Application Quality Is Not Generated By Tooling

Part of the problem is that “quality” itself has increasingly been redefined through the lens of tooling.

In many organizations, delivery practices are no longer primarily shaped by engineers with deep ownership of the software and its domain. They are shaped by process-specialized roles, platform teams, and tooling consultants whose authority often comes from familiarity with delivery systems rather than from responsibility for the software’s behavior, design, or business consequence.

That changes what gets optimized.

Quality slowly stops meaning clarity, simplicity, robustness, and domain correctness.

It starts meaning compliance: green pipelines, approved stages, scan completion, branch policy adherence, and process conformance.

Those may be useful signals.

But useful signals can become dangerous substitutes.

And that is how problem analysis gets replaced by cargo cults.


The Real Regression: Loss of Ownership

Underneath all of this lies a deeper problem than pipelines or deployment buttons.

The quiet regression is the loss of engineering ownership.

Modern delivery culture has made it increasingly possible for developers to produce deployable software without truly understanding:

  • how the system runs

  • how it is released

  • how it evolves

  • how it fails

  • how it behaves in production

  • how it fits the business domain as a whole

That is not progress.

That is separation from consequence.

Once that separation occurs, the pipeline stops being a tool.

It becomes a substitute for engineering responsibility.

Pipelines can tell you whether something passed the process.

They cannot tell you whether the software is truly understood.


What Healthy CI/CD Should Actually Look Like

Good CI/CD is not about maximum automation.

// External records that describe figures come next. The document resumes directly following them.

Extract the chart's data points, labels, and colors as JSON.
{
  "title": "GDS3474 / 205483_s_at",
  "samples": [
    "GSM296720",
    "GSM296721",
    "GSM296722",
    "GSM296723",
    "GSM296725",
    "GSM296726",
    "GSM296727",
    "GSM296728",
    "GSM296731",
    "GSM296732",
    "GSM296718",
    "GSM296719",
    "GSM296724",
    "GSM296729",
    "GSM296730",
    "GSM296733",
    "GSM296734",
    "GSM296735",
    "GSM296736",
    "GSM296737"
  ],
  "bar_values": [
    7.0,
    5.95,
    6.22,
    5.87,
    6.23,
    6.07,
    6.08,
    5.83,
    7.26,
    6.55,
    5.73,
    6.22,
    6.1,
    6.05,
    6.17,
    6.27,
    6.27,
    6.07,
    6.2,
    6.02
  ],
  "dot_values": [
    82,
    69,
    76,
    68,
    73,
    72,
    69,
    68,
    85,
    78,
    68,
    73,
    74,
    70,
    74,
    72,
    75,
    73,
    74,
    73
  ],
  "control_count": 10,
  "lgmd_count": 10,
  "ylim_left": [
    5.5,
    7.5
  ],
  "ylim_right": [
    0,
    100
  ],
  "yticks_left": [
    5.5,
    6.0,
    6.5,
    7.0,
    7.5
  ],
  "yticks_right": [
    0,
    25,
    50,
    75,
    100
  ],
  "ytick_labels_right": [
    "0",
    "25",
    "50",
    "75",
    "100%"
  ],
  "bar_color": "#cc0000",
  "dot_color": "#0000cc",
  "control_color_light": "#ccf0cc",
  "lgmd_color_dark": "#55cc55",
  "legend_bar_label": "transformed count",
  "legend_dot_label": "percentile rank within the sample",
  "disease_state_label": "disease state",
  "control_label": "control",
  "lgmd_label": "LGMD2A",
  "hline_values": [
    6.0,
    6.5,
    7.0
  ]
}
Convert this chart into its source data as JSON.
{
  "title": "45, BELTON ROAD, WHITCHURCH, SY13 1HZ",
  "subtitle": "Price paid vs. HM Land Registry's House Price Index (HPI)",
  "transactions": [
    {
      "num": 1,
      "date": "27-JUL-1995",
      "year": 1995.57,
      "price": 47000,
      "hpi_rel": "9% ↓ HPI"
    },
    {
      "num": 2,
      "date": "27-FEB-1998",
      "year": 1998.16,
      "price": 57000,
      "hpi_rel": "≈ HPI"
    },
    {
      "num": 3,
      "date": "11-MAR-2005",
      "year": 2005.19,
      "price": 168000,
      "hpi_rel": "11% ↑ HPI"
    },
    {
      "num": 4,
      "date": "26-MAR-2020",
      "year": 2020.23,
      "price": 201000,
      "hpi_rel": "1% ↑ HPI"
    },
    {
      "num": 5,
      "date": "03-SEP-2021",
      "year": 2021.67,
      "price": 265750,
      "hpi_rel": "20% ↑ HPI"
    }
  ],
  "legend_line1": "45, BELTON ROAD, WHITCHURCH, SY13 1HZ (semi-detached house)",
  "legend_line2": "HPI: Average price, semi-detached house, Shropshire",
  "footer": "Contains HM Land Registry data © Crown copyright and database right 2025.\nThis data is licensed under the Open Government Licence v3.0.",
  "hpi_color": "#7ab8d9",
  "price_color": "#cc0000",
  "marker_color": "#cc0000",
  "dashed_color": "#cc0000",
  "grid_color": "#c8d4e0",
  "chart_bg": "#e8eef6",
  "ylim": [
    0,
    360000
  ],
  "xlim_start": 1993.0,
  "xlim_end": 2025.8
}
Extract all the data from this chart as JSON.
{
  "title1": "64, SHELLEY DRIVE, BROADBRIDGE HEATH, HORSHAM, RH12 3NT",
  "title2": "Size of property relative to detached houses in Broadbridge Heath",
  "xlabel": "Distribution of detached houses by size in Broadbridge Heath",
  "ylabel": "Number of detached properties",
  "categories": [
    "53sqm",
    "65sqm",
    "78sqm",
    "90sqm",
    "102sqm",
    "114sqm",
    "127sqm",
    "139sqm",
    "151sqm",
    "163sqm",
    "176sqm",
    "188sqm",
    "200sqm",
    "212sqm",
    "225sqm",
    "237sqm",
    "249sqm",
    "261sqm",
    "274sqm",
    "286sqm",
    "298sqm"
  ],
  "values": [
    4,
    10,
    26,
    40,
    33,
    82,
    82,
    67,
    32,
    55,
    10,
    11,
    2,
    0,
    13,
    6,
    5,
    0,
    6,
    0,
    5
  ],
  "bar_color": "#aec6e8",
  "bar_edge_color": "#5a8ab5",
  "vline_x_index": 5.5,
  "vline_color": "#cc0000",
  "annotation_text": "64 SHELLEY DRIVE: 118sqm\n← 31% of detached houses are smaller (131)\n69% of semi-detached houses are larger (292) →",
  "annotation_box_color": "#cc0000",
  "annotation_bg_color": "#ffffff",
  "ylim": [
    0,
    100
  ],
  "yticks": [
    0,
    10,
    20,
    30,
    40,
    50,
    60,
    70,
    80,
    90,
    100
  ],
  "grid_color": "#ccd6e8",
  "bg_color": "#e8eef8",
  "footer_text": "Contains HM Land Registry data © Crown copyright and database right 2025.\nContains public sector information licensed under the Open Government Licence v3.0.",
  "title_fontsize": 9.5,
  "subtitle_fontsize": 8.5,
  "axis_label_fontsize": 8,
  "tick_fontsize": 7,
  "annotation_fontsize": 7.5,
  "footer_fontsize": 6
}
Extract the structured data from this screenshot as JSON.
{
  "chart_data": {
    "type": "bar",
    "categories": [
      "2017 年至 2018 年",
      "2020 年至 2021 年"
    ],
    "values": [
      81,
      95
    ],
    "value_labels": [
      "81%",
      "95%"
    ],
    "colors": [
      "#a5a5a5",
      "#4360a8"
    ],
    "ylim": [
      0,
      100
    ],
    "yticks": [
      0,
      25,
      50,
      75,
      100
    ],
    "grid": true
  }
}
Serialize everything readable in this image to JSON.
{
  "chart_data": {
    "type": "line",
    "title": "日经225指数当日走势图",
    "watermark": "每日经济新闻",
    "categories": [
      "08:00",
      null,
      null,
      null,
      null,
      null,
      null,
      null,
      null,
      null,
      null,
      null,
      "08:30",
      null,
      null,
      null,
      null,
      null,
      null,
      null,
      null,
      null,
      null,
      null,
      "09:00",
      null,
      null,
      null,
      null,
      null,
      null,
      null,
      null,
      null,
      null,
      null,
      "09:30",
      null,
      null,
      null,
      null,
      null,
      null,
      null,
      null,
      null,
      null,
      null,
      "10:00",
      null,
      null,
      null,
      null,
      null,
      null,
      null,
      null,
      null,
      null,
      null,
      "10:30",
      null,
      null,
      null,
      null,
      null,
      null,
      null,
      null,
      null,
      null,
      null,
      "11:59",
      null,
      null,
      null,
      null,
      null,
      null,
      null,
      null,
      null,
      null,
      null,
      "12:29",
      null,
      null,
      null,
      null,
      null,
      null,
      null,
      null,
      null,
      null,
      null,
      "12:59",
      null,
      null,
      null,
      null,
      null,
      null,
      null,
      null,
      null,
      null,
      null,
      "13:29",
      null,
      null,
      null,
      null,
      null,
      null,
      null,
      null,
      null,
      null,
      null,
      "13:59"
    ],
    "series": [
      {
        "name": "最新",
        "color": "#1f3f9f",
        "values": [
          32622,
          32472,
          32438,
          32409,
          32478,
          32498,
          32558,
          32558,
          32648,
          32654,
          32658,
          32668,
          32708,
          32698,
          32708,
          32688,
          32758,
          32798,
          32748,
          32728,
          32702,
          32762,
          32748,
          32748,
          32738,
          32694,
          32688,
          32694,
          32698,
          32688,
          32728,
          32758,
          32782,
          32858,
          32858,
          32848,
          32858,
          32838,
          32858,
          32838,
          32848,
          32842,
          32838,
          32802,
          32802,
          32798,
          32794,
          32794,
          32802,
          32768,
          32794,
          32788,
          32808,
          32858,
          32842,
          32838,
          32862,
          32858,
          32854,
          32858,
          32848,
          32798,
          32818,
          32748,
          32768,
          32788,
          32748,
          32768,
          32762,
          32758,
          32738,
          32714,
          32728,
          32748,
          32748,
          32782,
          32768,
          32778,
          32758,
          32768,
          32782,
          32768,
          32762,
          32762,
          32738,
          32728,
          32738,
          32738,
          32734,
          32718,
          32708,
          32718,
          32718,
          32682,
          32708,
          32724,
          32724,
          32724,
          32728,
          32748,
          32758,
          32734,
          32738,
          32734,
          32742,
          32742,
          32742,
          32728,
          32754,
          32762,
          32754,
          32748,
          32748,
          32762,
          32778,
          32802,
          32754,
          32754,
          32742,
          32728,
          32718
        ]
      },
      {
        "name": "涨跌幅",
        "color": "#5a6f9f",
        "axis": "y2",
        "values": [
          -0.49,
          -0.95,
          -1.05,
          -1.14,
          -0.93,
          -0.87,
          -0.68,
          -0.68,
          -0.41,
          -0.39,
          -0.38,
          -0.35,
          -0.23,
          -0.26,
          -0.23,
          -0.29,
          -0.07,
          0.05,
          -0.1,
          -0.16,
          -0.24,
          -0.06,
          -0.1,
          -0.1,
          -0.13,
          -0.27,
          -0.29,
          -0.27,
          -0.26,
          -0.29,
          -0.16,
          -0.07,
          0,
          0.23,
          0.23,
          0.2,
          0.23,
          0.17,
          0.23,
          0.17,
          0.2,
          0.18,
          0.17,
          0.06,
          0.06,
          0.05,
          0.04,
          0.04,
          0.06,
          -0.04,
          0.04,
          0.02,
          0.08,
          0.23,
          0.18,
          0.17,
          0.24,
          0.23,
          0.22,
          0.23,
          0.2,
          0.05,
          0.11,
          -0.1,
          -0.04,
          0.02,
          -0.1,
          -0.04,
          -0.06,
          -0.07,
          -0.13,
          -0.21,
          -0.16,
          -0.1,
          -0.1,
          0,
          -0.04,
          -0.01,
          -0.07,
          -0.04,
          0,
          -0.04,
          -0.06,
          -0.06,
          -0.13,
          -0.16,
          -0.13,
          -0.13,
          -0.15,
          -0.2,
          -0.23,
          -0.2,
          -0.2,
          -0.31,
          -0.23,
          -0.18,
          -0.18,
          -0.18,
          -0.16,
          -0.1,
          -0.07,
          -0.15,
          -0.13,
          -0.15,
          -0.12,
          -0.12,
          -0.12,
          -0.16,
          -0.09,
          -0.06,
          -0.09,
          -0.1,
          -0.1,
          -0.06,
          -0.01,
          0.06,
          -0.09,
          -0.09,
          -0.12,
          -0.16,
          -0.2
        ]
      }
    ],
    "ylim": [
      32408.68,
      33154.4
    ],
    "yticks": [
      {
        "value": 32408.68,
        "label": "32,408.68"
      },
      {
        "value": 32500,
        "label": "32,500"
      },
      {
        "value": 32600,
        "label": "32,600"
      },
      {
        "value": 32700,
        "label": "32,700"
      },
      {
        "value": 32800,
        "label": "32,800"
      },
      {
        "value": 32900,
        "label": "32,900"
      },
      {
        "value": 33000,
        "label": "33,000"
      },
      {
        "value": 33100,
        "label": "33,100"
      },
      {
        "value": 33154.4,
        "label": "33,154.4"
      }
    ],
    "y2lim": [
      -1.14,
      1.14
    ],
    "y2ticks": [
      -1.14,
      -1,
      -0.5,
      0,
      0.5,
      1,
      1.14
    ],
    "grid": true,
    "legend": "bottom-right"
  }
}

It is about preserving engineering discipline while reducing mechanical waste.

That usually looks far less glamorous than modern tooling culture suggests:

  • Developers integrate continuously into a shared mainline

  • Incomplete work is handled through discipline and design, not default branch isolation

  • Build and verification are automated and fast

  • Deployment to lower environments is repeatable and low-friction

  • Acceptance happens in a controlled way

  • Production deployment is simple enough to trust

  • Human validation exists where domain risk justifies it

  • The release path is designed to support ownership, not replace it

That is not anti-automation.

It is anti-theater.

And that distinction matters.


The Real Question

CI/CD is not really a tooling question.

It is a quality question.

The real issue is not whether a team has pipelines, feature flags, deployment jobs, or environment promotion stages.

The real issue is this:

Does the delivery process reflect a well-engineered system and a team that understands it — or is it compensating for the absence of both?

That is the question most teams avoid.

Because if the honest answer is the second one, then the pipeline is not a sign of maturity.

It is camouflage.

And that may be the most uncomfortable truth in modern software delivery:

sometimes what looks like engineering progress is really just process growth around declining engineering depth.

CI/CD used as a substitute for the very discipline it was supposed to support.

And once that happens, delivery stops being an expression of engineering quality.

It becomes a process for moving misunderstood software into production more efficiently.